Describe an AI/LLM solution you built end-to-end : S3

Describe an AI/LLM solution you built end-to-end : S3

I’ll describe an end-to-end LLM solution I architected and built for a financial services client: a regulatory filing QA system that ingested thousands of SEC 10-K/10-Q documents and allowed analysts to query them conversationally with cited sources.

1. Problem Definition & Scoping

  • Users: Equity research analysts who spent 60%+ of their time reading filings to extract specific numbers (revenue breakdowns, risk factors, MD&A trends).
  • Success criteria:
    • Answer factual questions with <5% hallucination (validated against human-annotated test set).
    • Return exact source citations (page, paragraph, and sentence).
    • Latency < 3 seconds per query.
    • Handle 10,000+ documents (each 50–200 pages).

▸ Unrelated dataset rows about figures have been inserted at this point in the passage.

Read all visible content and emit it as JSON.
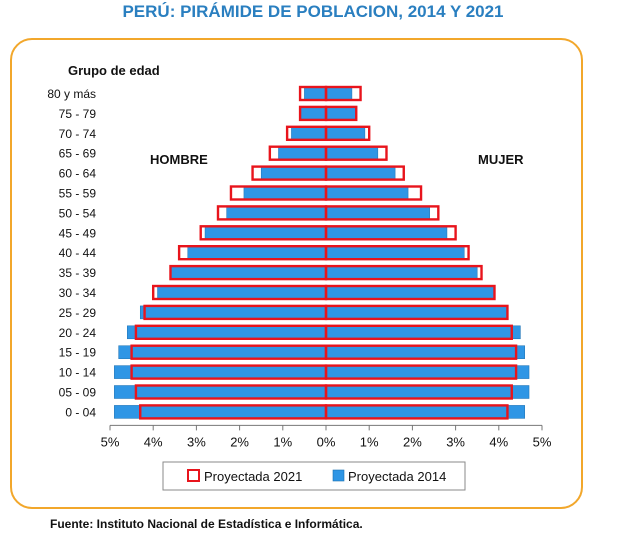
{
  "title": "PERÚ: PIRÁMIDE DE POBLACION, 2014 Y 2021",
  "source": "Fuente: Instituto Nacional de Estadística e Informática.",
  "colors": {
    "series_2014": "#2f96e5",
    "series_2021_outline": "#e8141c",
    "frame": "#f2a72b",
    "title": "#2a7fc0"
  },
  "chart_data": {
    "type": "bar",
    "orientation": "horizontal-population-pyramid",
    "y_axis_title": "Grupo de edad",
    "left_label": "HOMBRE",
    "right_label": "MUJER",
    "categories": [
      "80 y más",
      "75 - 79",
      "70 - 74",
      "65 - 69",
      "60 - 64",
      "55 - 59",
      "50 - 54",
      "45 - 49",
      "40 - 44",
      "35 - 39",
      "30 - 34",
      "25 - 29",
      "20 - 24",
      "15 - 19",
      "10 - 14",
      "05 - 09",
      "0 - 04"
    ],
    "x_ticks": [
      "5%",
      "4%",
      "3%",
      "2%",
      "1%",
      "0%",
      "1%",
      "2%",
      "3%",
      "4%",
      "5%"
    ],
    "xlim": [
      -5,
      5
    ],
    "series": [
      {
        "name": "Proyectada 2014",
        "style": "filled",
        "hombre": [
          0.5,
          0.6,
          0.8,
          1.1,
          1.5,
          1.9,
          2.3,
          2.8,
          3.2,
          3.6,
          3.9,
          4.3,
          4.6,
          4.8,
          4.9,
          4.9,
          4.9
        ],
        "mujer": [
          0.6,
          0.7,
          0.9,
          1.2,
          1.6,
          1.9,
          2.4,
          2.8,
          3.2,
          3.5,
          3.9,
          4.2,
          4.5,
          4.6,
          4.7,
          4.7,
          4.6
        ]
      },
      {
        "name": "Proyectada 2021",
        "style": "outline",
        "hombre": [
          0.6,
          0.6,
          0.9,
          1.3,
          1.7,
          2.2,
          2.5,
          2.9,
          3.4,
          3.6,
          4.0,
          4.2,
          4.4,
          4.5,
          4.5,
          4.4,
          4.3
        ],
        "mujer": [
          0.8,
          0.7,
          1.0,
          1.4,
          1.8,
          2.2,
          2.6,
          3.0,
          3.3,
          3.6,
          3.9,
          4.2,
          4.3,
          4.4,
          4.4,
          4.3,
          4.2
        ]
      }
    ]
  }
}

2. Data Pipeline & Ingestion

  • Source: EDGAR API + S3 bulk downloads (HTML and XML).
  • Parsing: Used pypdf and beautifulsoup to extract text, but tables were messy → built a custom table-aware chunker using camelot + pandas to preserve row/column structure as markdown tables.
  • Chunking strategy:
    • Semantic overlap sliding window (256 tokens overlap, 1024 token chunks).
    • Metadata injection: Pre-pended each chunk with [DOC_ID: | YEAR: | SECTION: (Item 1, 1A, 7, etc.)] to improve retrieval filtering.
  • Storage: Chunks + embeddings stored in Pinecone (chose vector DB for hybrid search later).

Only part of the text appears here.